Question

Categorizing recorded information in an unfamiliar format?

0

Entering edit mode

13 months ago

zainabi8077 ▴ 20

I have a big quantity of recorded data (perhaps hundreds of thousands of records) that I need to be able to break down so that I can both classify it and make "typical" data myself. Allow me to elaborate...

If I have the following data strings:

142T339G1P112S
164T797F5A498S
144T989B9B223T
155T928X9Z554T

... You may begin to deduce the following:

The fourth, eighth, tenth, and fourteenth characters may always be alphas, while the rest are numeric the first character may always be a '1' the fourth character may always be the letter 'T' the fourteenth character may be confined to just being 'S' or 'T' and so on...
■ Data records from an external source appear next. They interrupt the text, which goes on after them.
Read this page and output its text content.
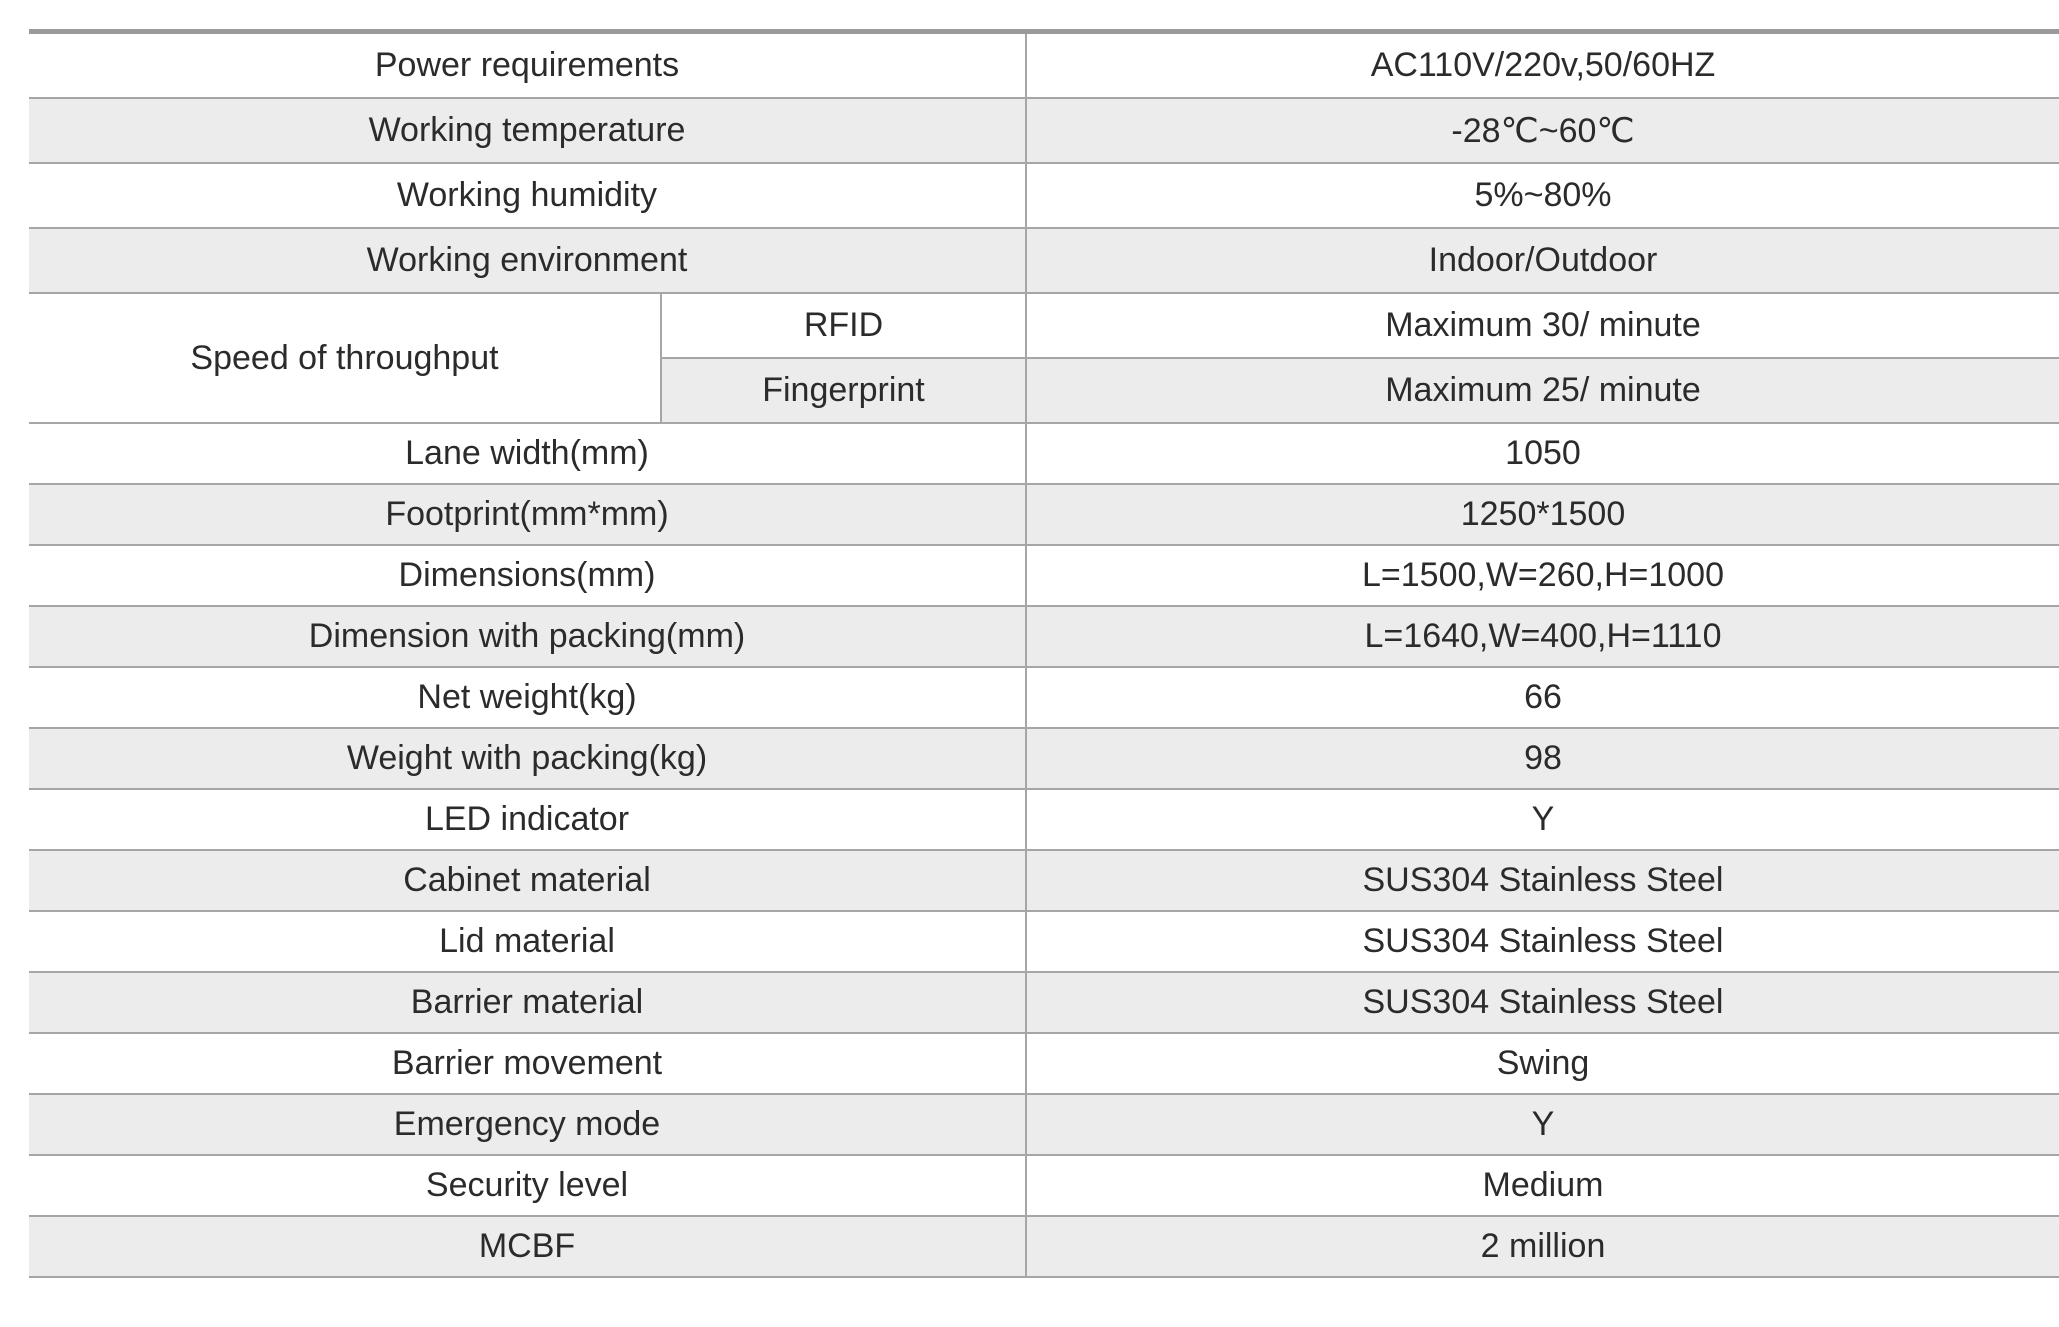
Power requirements		AC110V/220v,50/60HZ
Working temperature		-28℃~60℃
Working humidity		5%~80%
Working environment		Indoor/Outdoor
Speed of throughput	RFID	Maximum 30/ minute
	Fingerprint	Maximum 25/ minute
Lane width(mm)		1050
Footprint(mm*mm)		1250*1500
Dimensions(mm)		L=1500,W=260,H=1000
Dimension with packing(mm)		L=1640,W=400,H=1110
Net weight(kg)		66
Weight with packing(kg)		98
LED indicator		Y
Cabinet material		SUS304 Stainless Steel
Lid material		SUS304 Stainless Steel
Barrier material		SUS304 Stainless Steel
Barrier movement		Swing
Emergency mode		Y
Security level		Medium
MCBF		2 million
Some of these "rules" may evaporate when additional samples of real data are obtained; if you see a 15 character long string, you have proof that the first "rule" is erroneous. However, if you have a sufficiently large sample of strings that are exactly 14 characters long, you can begin to assume that "all strings are 14 characters long" and assign a numerical figure to your degree of confidence (with an appropriate set of assumptions based on the fact that you're seeing a suitably random set of all possible captured data). As you might expect, a person can accomplish a lot of this classification by sight, but I'm not aware of any libraries or methods that would enable a machine to do it.

Is there a library that I can use in my code to accomplish this type of categorization for me, identifying "rules" with a specific degree of confidence, given a collection of collected data (much more complicated than the above...)?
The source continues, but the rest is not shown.